Hello and welcome to the Finding Common Ground pilot project...

My name is James Harris

    Why Finding Common Ground matters....

    During my time as a headteacher and senior leader in schools family, friends and acquaintances have often asked for my advice related to their child's progress and needs in secondary school. So often this has been around communication, understanding how schools work and what is possible, who to talk to and the right questions to ask.

    As a headteacher I have so often met with parents and carers who come in thinking that they need to battle for their child or who come in angry, upset or frustrated. This is particularly the case where children are not thriving in school or have possible educational needs. The level of conflict is stressful for all concerned and does not lead to collaboration in the interests of the child. So often the formal SEND system is seen as the only way in which to get support for a young person's needs when, in many cases, lower level intervention based on intelligent collaboration can address many issues.

    As a parent I have helped to bring up two sons with additional needs, now adults, who both found secondary school very challenging. Positive relationships and informed collaboration was the key to getting them through the secondary school system.

    So my personal and professional life has brought me to a point where I want to help parents and carers to work effectively with secondary schools. Knowledge empowers people and I am committed to supporting parents and carers to ask the right questions, to understand what is possible and to collaborate and seek common ground with the school so that their children are supported effectively and thrive as they should.

    How does the Finding Common Ground project work?
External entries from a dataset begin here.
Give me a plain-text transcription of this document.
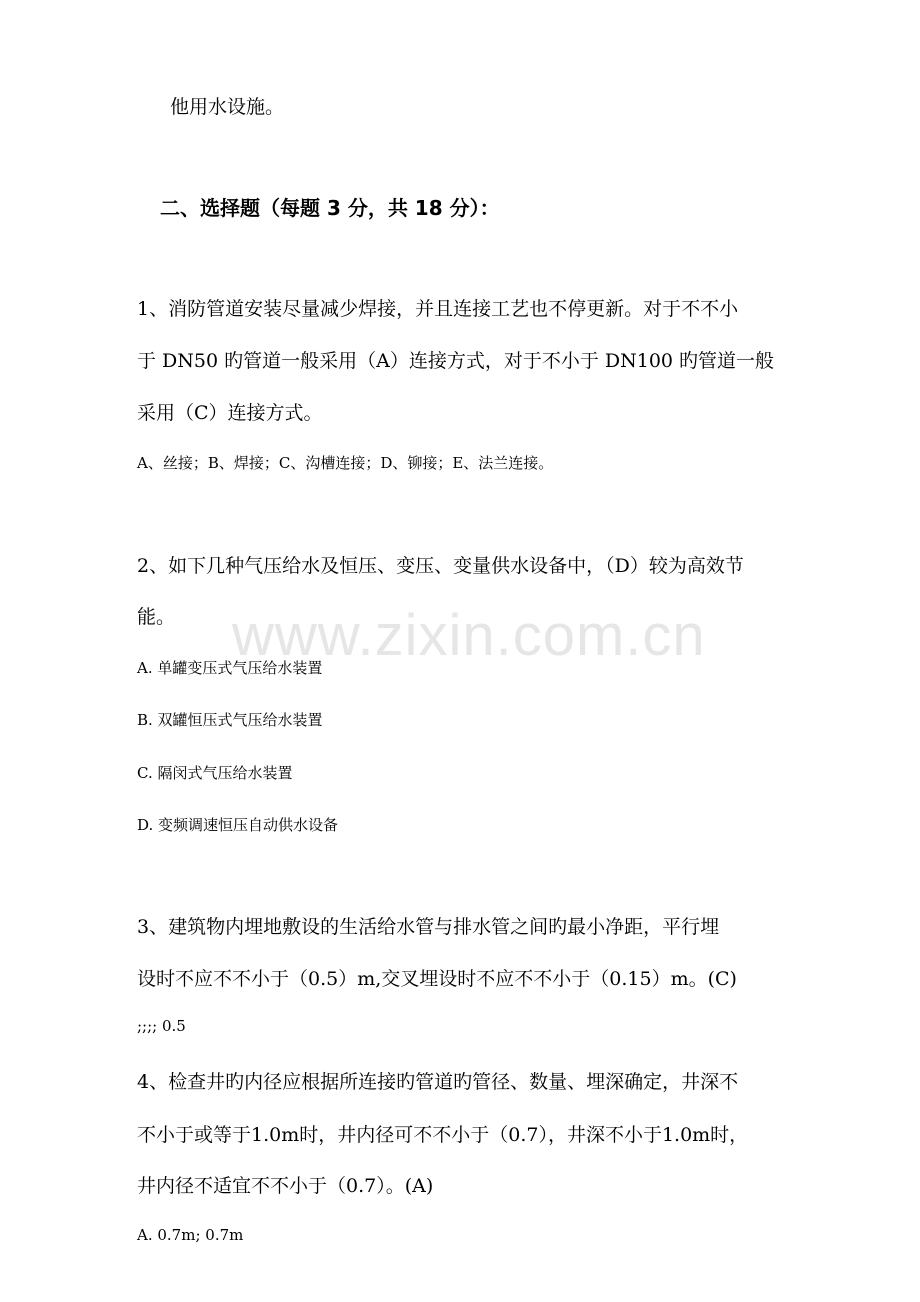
www.zixin.com.cn
他用水设施。
二、选择题（每题 3 分，共 18 分）：
1、消防管道安装尽量减少焊接，并且连接工艺也不停更新。对于不不小
于 DN50 旳管道一般采用（A）连接方式，对于不小于 DN100 旳管道一般
采用（C）连接方式。
A、丝接；B、焊接；C、沟槽连接；D、铆接；E、法兰连接。
2、如下几种气压给水及恒压、变压、变量供水设备中，（D）较为高效节
能。
A. 单罐变压式气压给水装置
B. 双罐恒压式气压给水装置
C. 隔闵式气压给水装置
D. 变频调速恒压自动供水设备
3、建筑物内埋地敷设的生活给水管与排水管之间旳最小净距，平行埋
设时不应不不小于（0.5）m,交叉埋设时不应不不小于（0.15）m。(C)
;;;; 0.5
4、检查井旳内径应根据所连接旳管道旳管径、数量、埋深确定，井深不
不小于或等于1.0m时，井内径可不不小于（0.7），井深不小于1.0m时，
井内径不适宜不不小于（0.7）。(A)
A. 0.7m; 0.7m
    Firstly, why is it needed?

    • Anyone who works in education knows that a significant number of children are not thriving in our schools - particularly at secondary level.  Nationally there are significant increases in mental health issues, student absence, applications for SEND provision and families opting for home education, particularly in some of the country’s most deprived areas.

    • Parents and carers are often frustrated by the school system which they consider doesn’t meet the needs of their child. Schools are reporting significant rises in vexatious complaints and anger from parents and carers.

    • Schools are subject to very significant external pressures relating to funding, staffing, resources, results and accountability.


    So what is the model?

    Finding Common Ground offers a model for a way forward - intelligent collaboration between parent/carer and school so that each child thrives.  Schools want to give their pupils the best possible chances for the future.  Parents/carers want the best for the children.   Building a positive relationship between family and school is essential for all, but particularly when the young person may have additional needs and is failing to thrive in school.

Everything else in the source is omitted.